Gold often inversely correlates with the US Dollar and Treasuries. A weaker Dollar may cause Gold prices to rise, while a stronger Dollar can keep them lower.

Strategies For Market Volatility

Economic instability can drive up Gold prices given its status as a safe-haven asset. Lower interest rates typically increase Gold’s allure, while higher rates tend to decrease it.

We are seeing a minor dip in the gold price, but this is just daily noise against a much larger backdrop. The precious metal’s real value comes from its inverse relationship with the US Dollar, which has been strengthening on recent economic data. This dynamic is creating tension in the market that we need to watch carefully.

The key factor remains central bank policy, particularly from the US Federal Reserve. After the slightly higher-than-expected US inflation report for December 2025, which clocked in at 2.9%, the market is now pricing in a slower pace of interest rate cuts for this year. This expectation of higher rates for longer is providing a headwind for gold, as it is a non-yielding asset.

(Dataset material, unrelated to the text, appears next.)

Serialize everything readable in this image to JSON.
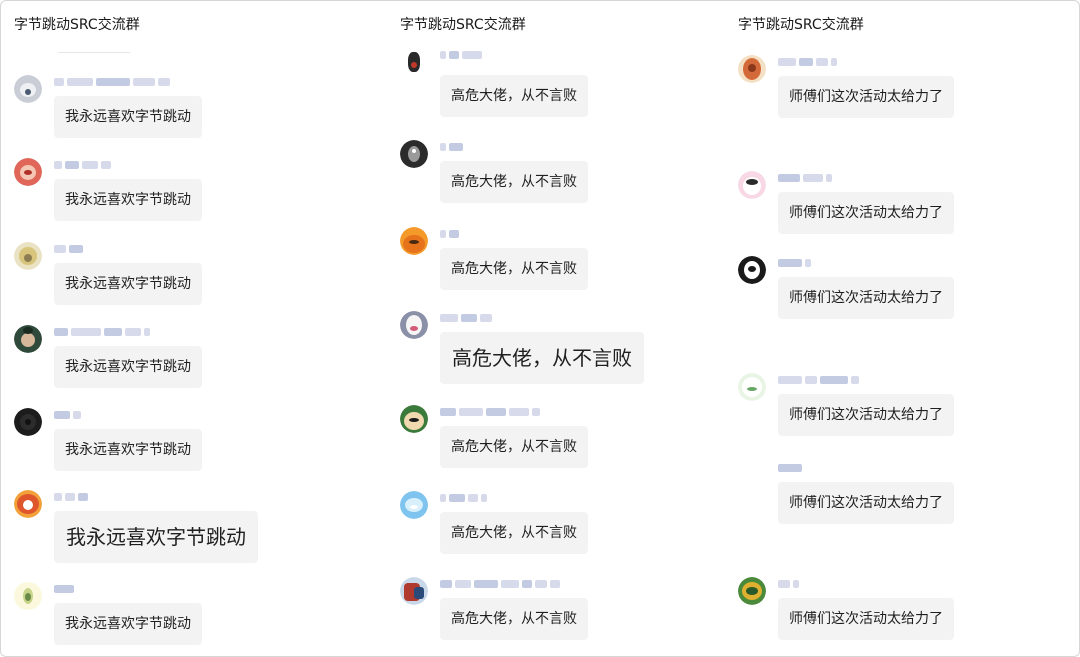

However, we cannot ignore the strong underlying support from physical demand. The latest World Gold Council data for the third quarter of 2025 showed that central banks, led by the People’s Bank of China, continued to add to their reserves at a near-record pace. This consistent buying provides a solid price floor and suggests any significant dips will likely be short-lived.

Given these conflicting signals, traders should consider strategies that benefit from volatility rather than a clear directional bet. The CBOE Gold Volatility Index (GVZ) has been creeping up from the lows we saw last fall, sitting around 16.5 this week. This suggests options are becoming more valuable as uncertainty about the Fed’s path and geopolitical stability grows.

We are advising a move away from simple long or short futures positions. Instead, consider buying call options to capture potential upside from any unexpected dovish pivot by the Fed, while using put options to hedge against a stronger dollar if upcoming US economic data remains robust. This balanced approach is better suited for a market being pulled in two different directions.